L'investissement en unités de compte n'est pas une condition universelle. Afer Génération (4.05% en 2025) et plusieurs contrats mutualistes servent des rendements supérieurs à 3.5% sans imposer d'allocation en unités de compte. En revanche, une partie des contrats en ligne et via conseillers en gestion de patrimoine conditionne leur taux boosté à une fraction en unités de compte de 20% à 50%. Cette clause est à vérifier avant toute souscription.
Peut-on cumuler plusieurs contrats assurance-vie ?
Le cumul de plusieurs contrats assurance-vie est possible sans limite légale. La diversification entre plusieurs assureurs est recommandée : chaque assureur est couvert à hauteur de 70 000 euros par le FGAP (Fonds de garantie des assurances de personnes). Le seuil de 150 000 euros de versements déterminant le taux d'imposition après 8 ans s'apprécie tous contrats confondus.

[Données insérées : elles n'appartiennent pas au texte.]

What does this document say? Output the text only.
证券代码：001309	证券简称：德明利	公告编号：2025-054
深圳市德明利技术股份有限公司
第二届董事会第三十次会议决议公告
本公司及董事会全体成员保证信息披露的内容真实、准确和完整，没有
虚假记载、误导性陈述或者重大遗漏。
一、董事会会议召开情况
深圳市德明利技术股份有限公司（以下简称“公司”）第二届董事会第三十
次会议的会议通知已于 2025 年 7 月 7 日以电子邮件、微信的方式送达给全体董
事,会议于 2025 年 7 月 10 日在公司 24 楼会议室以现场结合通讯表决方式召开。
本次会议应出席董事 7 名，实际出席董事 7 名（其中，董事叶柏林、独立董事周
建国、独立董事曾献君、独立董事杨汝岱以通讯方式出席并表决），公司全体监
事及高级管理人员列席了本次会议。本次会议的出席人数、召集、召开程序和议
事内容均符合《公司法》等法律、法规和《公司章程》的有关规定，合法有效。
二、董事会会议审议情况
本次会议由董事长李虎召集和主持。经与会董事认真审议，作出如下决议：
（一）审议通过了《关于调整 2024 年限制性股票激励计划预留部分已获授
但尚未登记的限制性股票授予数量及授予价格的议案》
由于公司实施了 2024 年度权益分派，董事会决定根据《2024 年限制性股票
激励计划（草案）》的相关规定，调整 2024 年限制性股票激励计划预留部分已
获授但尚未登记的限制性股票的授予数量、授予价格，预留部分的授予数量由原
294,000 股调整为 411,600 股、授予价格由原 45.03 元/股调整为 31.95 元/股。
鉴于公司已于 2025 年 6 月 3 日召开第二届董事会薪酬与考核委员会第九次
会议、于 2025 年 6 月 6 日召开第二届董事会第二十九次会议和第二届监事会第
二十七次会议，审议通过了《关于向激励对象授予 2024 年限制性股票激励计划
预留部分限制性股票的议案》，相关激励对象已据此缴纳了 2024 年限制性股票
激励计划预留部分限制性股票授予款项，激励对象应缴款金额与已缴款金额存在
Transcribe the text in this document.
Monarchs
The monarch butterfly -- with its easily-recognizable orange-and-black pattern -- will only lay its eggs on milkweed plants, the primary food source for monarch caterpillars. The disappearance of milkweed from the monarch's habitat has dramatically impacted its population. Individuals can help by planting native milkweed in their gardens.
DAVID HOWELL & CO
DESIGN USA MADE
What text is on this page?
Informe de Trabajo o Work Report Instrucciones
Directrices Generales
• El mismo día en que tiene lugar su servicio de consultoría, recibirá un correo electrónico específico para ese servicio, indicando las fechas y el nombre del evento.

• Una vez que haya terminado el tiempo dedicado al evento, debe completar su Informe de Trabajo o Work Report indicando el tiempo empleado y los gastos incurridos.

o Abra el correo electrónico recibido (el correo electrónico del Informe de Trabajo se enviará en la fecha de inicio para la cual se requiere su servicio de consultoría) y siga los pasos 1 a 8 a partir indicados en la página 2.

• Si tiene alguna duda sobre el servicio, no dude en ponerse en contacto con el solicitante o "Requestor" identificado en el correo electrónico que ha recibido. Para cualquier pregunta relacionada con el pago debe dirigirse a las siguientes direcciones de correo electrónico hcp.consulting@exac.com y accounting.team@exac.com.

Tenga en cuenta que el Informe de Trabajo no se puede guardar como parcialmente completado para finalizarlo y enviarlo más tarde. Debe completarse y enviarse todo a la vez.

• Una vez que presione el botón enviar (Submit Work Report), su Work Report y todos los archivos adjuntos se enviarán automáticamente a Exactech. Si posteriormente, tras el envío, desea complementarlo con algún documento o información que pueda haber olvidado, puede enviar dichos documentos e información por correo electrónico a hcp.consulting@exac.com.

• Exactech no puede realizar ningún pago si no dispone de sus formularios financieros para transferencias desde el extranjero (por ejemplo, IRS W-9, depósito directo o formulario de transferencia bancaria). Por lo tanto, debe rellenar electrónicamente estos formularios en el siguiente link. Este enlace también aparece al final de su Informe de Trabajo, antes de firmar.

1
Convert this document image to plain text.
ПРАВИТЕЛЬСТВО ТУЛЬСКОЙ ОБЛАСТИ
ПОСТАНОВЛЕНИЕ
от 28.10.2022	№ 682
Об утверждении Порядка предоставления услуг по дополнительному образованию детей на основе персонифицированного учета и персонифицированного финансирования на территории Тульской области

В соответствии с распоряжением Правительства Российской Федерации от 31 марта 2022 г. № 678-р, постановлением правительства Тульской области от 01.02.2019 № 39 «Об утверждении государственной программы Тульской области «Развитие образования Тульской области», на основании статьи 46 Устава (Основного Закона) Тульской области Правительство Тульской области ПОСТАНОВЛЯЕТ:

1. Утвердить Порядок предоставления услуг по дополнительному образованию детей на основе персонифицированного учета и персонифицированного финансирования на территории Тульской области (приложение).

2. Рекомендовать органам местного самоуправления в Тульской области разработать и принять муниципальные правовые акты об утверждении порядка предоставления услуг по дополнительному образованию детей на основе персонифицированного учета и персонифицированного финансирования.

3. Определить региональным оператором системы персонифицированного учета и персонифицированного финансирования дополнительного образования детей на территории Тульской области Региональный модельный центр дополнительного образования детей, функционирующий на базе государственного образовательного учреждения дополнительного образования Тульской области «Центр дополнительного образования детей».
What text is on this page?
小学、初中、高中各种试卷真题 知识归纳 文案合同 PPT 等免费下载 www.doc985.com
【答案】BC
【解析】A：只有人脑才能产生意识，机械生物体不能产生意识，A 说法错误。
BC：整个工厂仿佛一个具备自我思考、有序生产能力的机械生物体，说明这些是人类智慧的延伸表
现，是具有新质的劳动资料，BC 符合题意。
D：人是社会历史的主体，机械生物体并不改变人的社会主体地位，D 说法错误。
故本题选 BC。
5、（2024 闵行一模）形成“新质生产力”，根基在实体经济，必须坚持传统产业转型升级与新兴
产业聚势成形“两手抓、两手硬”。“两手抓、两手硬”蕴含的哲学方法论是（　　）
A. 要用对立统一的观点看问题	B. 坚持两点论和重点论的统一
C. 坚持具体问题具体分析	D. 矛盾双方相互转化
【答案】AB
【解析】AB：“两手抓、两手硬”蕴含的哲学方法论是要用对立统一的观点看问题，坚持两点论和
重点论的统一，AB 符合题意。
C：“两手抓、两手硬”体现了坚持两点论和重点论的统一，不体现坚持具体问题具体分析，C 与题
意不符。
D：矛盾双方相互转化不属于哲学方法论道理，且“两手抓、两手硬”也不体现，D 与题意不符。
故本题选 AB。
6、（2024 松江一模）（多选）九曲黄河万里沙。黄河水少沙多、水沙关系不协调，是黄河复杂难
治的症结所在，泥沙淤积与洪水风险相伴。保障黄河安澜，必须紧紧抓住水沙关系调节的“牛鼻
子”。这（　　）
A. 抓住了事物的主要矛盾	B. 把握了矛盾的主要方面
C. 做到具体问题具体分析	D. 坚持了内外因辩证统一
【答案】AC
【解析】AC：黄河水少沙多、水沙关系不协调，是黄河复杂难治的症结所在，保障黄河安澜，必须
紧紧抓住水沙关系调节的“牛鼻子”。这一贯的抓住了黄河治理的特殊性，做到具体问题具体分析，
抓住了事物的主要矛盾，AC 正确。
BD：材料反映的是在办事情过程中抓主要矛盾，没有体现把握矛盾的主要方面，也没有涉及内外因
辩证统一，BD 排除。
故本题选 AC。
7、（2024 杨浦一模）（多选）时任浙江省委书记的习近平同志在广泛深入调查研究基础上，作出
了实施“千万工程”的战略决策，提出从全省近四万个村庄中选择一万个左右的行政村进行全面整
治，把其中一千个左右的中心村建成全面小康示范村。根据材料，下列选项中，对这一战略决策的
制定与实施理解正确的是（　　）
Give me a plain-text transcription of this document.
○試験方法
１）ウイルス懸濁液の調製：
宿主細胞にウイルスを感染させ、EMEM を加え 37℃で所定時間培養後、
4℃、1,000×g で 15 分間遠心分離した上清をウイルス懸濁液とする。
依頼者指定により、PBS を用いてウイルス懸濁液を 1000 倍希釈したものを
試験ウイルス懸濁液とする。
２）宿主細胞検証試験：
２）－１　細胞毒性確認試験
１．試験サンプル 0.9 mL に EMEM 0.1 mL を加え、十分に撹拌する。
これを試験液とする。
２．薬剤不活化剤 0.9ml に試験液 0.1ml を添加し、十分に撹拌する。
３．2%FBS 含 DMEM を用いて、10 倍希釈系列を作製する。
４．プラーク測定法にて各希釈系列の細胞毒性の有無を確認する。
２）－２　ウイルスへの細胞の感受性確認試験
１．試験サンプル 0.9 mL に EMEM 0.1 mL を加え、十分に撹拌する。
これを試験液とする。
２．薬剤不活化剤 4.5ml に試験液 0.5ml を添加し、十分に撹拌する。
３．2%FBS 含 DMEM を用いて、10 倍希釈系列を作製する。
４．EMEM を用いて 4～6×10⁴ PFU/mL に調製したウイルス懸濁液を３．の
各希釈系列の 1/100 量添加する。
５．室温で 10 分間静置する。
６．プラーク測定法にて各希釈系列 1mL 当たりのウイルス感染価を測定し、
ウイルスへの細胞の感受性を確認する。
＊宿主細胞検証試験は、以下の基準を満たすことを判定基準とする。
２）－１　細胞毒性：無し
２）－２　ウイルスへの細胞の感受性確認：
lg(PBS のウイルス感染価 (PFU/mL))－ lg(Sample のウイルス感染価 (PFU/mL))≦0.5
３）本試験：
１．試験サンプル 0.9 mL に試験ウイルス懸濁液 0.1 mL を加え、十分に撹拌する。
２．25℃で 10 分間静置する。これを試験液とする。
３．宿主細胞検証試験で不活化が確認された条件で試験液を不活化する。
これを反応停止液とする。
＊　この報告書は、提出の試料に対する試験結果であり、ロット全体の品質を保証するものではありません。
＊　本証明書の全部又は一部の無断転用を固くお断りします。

L'assurance-vie reste-t-elle pertinente si on dispose déjà d'un PER ?
L'assurance-vie reste pertinente même en présence d'un plan épargne retraite (PER). Le PER offre une déduction fiscale à l'entrée mais bloque les fonds jusqu'à la retraite et ses produits sont soumis à 18.6% de prélèvements sociaux depuis 2026. L'assurance-vie conserve sa liquidité totale, son abattement successoral de 152 500 euros par bénéficiaire et des prélèvements sociaux à 17.2%. Les deux enveloppes sont complémentaires.